ALBUQUERQUE, N.M. -- An Illinois man faces human smuggling charges after investigators say he placed an ad in a Chicago-area Polish language newspaper, offering to drive illegal immigrants to New Mexico to take advantage of the state's lax driver's license rules.
"Social security not necessary. 100 percent guarantee," read the notice allegedly posted by 32-year-old Jaroslaw Kowalczyk of Des Plaines, Ill.
Kowalczyk is accused of driving two Polish immigrants from Chicago to Albuquerque this month, charging them $1,000 each and trying to help them get driver's licenses, according to a criminal complaint filed in U.S. District Court in Albuquerque.
New Mexico is one of four states -- along with Hawaii, Utah and Washington -- where no proof of immigration status is required to obtain a driver's license.
Kowalczyk waived a preliminary hearing Thursday and was jailed pending trial. His court-appoitned attorney, David Streubel, said he couldn't comment because he'd just met Kowalczyk, who doesn't speak English, and was gathering information.
Kowalczyk was arrested July 21 at a northeast Albuquerque Motor Vehicle Division office along with two other Polish nationals -- all illegal immigrants, according to Immigration and Customs Enforcement. The two went to get their driver's licenses, hit a snag and asked for help, drawing the attention of employees. Investigators came and interviewed them, then talked to Kowalczyk and arrested him. The two other men weren't arrested, according to court records.
Kowalczyk told investigators he was paid $150 for each person brought to New Mexico and the remaining $850 went to a person identified in the complaint only as Alexander and Alex. Kowalczyk said Alex paid for his cell phone, gasoline and the newspaper advertisement.
The complaint says Immigrations and Customs Enforcement agents recently have reported "a significant number" of fraud arrests in Albuquerque involving undocumented citizens of Mexico, Poland, Brazil, Ecuador, El Salvador and Guatemala seeking New Mexico licenses.
Most of those people, it says, have come from Georgia, Florida, New York and Illinois.
Applicants for a New Mexico driver's license need some documents, such as a birth certificate, a passport and a utility bill with a New Mexico address. Foreign-issued passports are acceptable.
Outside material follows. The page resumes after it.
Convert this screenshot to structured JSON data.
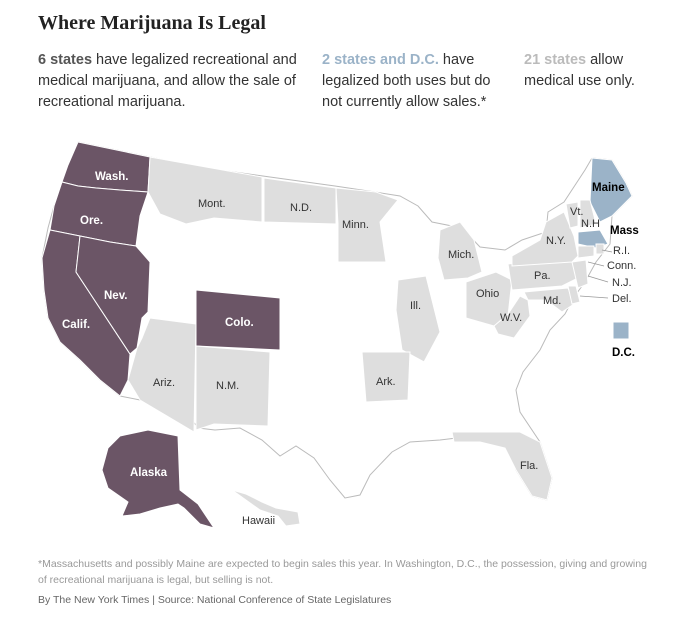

Michael Sandoval, director of New Mexico's Motor Vehicle Division, said he wasn't aware of any recent spike in fraud cases.
Sandoval said New Mexico uses a thorough system to evaluate the authenticity of documents submitted by foreign nationals.
"What usually happens is we'll look at the documents, and if we see something we don't feel comfortable about, we turn them away," he said. "This case went a little further than that, but I don't think it is happening too frequently."